Hillary Clinton accused President Donald Trump’s ceremonial swearing-in of Supreme Court Justice Brett Kavanaugh of being a “political rally” that “further undermined the image and the integrity of the court.”
“What was done last night in the White House was a political rally,” Clinton told CNN’s Christiane Amanpour Tuesday. “And that troubles me greatly. It saddens me. Because our judicial system has been viewed as one of the main pillars of our constitutional government.”
Trump hosted a celebratory swearing-in for Kavanaugh Monday night in the White House East Room, where he thanked the Republican senators who supported the confirmation and apologized to Kavanaugh and his family for the emotional process.
“On behalf of our nation, I want to apologize to Brett and the entire Kavanaugh family for the terrible pain and suffering you have been forced to endure,” Trump said at the live-broadcasted event, NBC News reports.
Kavanaugh’s confirmation hearings were wrought with political divide and emotional accusations, as three women came forward with allegations of sexual misconduct from Kavanaugh’s youth.

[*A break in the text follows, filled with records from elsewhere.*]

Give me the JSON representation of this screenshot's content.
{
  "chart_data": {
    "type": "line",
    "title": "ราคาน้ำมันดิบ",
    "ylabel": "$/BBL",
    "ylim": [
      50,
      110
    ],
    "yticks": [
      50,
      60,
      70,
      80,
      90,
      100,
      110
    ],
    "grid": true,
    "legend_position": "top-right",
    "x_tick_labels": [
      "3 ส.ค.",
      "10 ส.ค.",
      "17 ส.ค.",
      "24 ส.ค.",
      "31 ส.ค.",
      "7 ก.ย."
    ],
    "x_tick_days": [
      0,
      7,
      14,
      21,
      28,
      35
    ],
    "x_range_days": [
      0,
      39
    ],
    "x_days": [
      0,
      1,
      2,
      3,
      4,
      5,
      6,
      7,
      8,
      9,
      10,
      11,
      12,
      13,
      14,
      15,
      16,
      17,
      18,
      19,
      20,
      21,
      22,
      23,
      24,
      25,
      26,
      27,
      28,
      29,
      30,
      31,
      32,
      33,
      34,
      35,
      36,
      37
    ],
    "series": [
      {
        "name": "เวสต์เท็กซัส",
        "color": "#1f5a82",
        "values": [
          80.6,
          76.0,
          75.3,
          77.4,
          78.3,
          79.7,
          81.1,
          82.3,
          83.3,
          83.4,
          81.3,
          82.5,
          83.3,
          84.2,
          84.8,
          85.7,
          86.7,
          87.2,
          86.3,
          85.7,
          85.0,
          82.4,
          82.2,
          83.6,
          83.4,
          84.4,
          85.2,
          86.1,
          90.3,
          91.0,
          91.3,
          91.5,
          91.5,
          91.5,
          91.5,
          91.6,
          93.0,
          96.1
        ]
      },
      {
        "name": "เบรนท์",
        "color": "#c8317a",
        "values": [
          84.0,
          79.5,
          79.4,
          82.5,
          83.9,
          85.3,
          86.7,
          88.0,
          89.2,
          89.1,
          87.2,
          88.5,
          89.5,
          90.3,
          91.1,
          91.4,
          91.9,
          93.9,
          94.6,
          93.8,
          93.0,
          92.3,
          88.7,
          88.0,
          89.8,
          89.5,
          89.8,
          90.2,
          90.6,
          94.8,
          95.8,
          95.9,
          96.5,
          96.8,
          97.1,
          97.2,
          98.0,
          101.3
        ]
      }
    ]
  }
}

The FBI’s supplemental background investigation found no corroboration for their stories, however, and Kavanaugh was narrowly approved by the Senate on Saturday.
Trump has since claimed without evidence that the masses of Americans who protested Kavanaugh’s confirmation were merely paid to be there, saying Monday that the entire confirmation process was based on “lies and deception.”
To Clinton, this reaction was no surprise.
“The president’s been true to form,” she told CNN. “He has insulted, attacked, demeaned women throughout the campaign—really for many years leading up to the campaign. And he’s continued to do that inside the White House.”
Clinton added that her husband, former President Bill Clinton, thinks Democrats need to be “tougher” moving forward.
“You cannot be civil with a political party that wants to destroy what you stand for, what you care about,” she added. “That’s why I believe, if we are fortunate enough to win back the House and or the Senate, that’s when civility can start again. But until then, the only thing Republicans seem to recognize is strength.”